McFarland, in an article in this week’s final edition, cited increasing printing costs and declining advertising revenue as driving factors behind the decision — but she said its role as a community news organization will continue.
“Our coverage will continue as usual and actually push out a little faster with digital means and electronic emails,” McFarland said Monday. “Ironically, most of our audience is already working with us in this fashion as our Web and social media traffic, as well as online subscriptions, began outpacing the requests for the printed edition earlier this year.”
The paper, with a print circulation of about 2,200, has been losing money in recent years — and its print demise is part of a nationwide trend that has seen daily and weekly newspapers close or change formats in the last decade. Big publications are effected, too — Newsweek will also put out its last print edition this week, though it also will continue as an online periodical.
In an interview in this week’s paper, McFarland said she has sought help in recent months from local officials, two chambers of commerce and the Saratoga Economic Development Corp., but none was able to offer financial assistance or new investment in the struggling paper.
“Disappointing,” McFarland is quoted as saying. “As the second-oldest still-operating business in Saratoga County and as a locally owned and operated small business, I had hoped for just a little more attention and concern for a newspaper so highly valued by our community for over two centuries.”
The paper is working with a consultant in online publications and an attorney to help with financial restructuring, McFarland said Monday.
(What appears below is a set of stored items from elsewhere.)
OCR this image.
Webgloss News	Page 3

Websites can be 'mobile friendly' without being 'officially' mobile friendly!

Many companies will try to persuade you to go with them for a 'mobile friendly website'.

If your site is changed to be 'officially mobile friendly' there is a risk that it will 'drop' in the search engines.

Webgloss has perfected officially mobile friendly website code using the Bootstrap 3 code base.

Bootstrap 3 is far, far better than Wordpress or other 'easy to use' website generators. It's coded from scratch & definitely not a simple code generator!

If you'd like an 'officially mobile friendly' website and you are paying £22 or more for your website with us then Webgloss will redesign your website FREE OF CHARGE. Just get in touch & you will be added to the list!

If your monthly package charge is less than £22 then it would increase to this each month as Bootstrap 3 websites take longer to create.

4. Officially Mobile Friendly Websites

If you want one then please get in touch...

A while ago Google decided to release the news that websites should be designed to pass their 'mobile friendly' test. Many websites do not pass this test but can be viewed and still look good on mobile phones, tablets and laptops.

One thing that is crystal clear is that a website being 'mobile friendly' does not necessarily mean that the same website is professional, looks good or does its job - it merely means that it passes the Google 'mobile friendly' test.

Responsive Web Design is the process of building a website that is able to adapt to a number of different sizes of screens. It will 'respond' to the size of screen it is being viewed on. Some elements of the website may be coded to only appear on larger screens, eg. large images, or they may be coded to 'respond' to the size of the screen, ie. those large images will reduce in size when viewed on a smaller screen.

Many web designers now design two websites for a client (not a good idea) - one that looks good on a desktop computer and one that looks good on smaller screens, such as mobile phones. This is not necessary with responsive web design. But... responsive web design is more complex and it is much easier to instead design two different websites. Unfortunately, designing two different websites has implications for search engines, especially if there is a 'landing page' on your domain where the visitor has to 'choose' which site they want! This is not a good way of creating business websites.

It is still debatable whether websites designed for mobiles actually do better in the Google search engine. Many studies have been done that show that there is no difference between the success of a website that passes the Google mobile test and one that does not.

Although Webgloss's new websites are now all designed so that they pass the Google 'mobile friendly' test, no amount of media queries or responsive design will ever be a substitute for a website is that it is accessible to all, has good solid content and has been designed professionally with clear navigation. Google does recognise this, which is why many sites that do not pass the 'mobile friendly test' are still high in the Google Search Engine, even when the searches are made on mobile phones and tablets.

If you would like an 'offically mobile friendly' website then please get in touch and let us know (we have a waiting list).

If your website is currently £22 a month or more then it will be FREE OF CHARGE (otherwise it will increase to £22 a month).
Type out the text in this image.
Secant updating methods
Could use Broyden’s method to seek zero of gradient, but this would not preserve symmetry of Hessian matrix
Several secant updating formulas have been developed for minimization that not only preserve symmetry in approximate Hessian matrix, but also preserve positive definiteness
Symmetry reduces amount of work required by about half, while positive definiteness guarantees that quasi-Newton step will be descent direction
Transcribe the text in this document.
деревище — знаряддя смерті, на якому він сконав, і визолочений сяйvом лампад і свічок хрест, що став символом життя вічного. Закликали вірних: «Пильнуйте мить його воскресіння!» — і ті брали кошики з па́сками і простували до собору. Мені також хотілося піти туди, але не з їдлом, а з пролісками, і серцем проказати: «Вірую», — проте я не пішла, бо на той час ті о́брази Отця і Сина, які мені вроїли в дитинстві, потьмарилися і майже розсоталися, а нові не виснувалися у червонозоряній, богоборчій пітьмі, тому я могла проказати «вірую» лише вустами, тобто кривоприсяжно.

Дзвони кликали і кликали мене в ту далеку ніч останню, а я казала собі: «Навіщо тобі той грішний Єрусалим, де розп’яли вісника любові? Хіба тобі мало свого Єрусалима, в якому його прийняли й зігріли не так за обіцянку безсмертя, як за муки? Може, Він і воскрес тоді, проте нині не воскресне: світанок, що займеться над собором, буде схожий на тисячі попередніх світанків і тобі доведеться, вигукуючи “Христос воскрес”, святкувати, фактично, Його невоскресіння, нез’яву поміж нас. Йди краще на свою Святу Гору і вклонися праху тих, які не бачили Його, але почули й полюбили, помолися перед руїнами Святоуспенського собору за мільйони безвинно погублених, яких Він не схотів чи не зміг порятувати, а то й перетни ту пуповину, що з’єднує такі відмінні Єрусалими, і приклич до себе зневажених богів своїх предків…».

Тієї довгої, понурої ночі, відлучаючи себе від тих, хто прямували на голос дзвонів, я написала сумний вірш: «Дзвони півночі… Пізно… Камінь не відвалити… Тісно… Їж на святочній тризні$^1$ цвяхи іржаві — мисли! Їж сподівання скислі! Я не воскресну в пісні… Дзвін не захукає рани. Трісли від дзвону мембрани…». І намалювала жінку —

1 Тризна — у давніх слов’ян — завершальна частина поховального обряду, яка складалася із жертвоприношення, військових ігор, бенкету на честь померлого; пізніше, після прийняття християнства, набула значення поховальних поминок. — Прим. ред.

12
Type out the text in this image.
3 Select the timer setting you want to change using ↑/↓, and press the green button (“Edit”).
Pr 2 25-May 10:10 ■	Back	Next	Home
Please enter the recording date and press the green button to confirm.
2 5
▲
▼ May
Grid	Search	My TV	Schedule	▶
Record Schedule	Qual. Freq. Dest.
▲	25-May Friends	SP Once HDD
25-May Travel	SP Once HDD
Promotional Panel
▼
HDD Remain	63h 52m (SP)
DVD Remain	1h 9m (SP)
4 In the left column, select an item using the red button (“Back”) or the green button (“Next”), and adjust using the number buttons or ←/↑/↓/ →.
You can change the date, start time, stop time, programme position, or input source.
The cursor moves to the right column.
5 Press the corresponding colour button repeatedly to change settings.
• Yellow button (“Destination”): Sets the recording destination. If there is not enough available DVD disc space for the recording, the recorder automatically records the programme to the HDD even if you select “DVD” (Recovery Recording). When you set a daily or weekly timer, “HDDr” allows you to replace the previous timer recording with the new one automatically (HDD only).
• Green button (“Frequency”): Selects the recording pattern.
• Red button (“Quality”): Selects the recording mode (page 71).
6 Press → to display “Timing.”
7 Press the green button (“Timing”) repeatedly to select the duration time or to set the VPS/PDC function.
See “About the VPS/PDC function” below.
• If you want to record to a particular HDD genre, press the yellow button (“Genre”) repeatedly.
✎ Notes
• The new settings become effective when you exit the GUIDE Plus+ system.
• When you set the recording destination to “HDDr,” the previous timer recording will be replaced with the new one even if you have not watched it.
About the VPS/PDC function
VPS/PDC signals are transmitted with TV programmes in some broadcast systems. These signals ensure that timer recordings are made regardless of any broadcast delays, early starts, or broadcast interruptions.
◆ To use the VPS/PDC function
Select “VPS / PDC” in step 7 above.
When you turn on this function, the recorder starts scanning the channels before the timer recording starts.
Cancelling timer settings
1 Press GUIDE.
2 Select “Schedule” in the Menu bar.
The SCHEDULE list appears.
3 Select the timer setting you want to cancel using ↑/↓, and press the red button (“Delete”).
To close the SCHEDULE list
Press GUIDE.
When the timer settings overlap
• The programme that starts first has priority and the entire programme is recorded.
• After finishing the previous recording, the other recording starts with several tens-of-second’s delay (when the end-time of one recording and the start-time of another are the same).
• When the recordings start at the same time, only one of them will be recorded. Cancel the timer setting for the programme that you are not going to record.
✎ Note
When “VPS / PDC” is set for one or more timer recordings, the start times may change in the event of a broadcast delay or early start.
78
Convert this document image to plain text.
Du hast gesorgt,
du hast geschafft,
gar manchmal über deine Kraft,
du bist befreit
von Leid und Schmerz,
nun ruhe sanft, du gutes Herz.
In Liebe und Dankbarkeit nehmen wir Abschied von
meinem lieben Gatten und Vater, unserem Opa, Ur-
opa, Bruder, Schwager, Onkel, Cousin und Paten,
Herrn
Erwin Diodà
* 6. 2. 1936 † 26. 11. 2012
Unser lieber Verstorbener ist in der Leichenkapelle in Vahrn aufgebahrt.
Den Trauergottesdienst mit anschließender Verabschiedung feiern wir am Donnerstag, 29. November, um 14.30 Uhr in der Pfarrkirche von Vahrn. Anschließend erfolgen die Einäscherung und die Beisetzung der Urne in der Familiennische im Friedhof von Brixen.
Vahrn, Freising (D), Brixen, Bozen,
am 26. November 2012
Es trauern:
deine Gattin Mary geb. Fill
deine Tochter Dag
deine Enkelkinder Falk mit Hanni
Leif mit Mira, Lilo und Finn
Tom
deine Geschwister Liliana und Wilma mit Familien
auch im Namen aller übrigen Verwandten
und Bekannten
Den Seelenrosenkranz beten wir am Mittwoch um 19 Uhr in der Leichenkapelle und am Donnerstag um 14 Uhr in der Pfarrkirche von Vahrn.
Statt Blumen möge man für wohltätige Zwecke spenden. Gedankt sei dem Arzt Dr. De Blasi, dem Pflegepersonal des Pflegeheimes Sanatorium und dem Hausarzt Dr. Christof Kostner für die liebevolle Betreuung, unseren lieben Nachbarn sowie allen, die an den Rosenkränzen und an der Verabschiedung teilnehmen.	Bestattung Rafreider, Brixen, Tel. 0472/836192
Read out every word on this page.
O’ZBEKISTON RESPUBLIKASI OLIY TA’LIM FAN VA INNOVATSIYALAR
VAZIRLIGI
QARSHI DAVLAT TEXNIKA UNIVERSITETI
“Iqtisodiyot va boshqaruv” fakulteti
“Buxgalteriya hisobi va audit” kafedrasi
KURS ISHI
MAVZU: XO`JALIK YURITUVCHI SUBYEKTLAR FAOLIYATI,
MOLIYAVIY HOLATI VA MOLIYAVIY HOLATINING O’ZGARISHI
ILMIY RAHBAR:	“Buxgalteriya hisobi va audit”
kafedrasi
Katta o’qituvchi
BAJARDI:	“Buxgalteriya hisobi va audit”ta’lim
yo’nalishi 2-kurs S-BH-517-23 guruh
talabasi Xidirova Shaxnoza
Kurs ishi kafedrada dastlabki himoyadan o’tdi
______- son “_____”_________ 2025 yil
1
Ballston Spa Mayor John P. Romano said he was sorry to see the demise of the paper, which he has read since childhood.
“It’s a shock to see it go out of business in print,” Romano said. “I’m a traditionalist. I like reading the paper in the morning. They have covered the village for a long time.”
The publication will be enhancing its website and installing a partial paywall, with special benefits available for paid subscribers.
McFarland, a local resident who has previously published “Our Towne” advertising circulars, purchased the paper in the spring of 2009.
Under her ownership, the Journal has relied on an often-changing team of freelance writers; two years ago, it closed its physical office on Milton Avenue, and writers worked from their homes or other spaces.
The paper continued to cover community news, including having reporters attending town and school meetings in Ballston, Milton and Malta that daily newspapers often didn’t cover.
McFarland bought the paper from the Hearst Corp., which had owned it since 1999, and had announced plans to close it if it couldn’t be sold.
Before that, the Journal was in the Grose-Hogan family for 139 years.
Nationwide, newspapers big and small are struggling to retain readership and advertising. Many have cut staff and some are ceasing print publication or reducing the number of days they publish. Some, like the Journal, have gone to all-digital publication.
McFarland said she wants the online Journal to remain a source of local journalism.
“My career is 20 years long on the advertising side of the fence; I’ve learned in a short few years about the value of true journalism and why a newspaper in a community the size of Ballston Spa is so valued,” she said. “It’s a connection that’s indescribable sometimes and I hope we find a way to maintain that in our digital path.”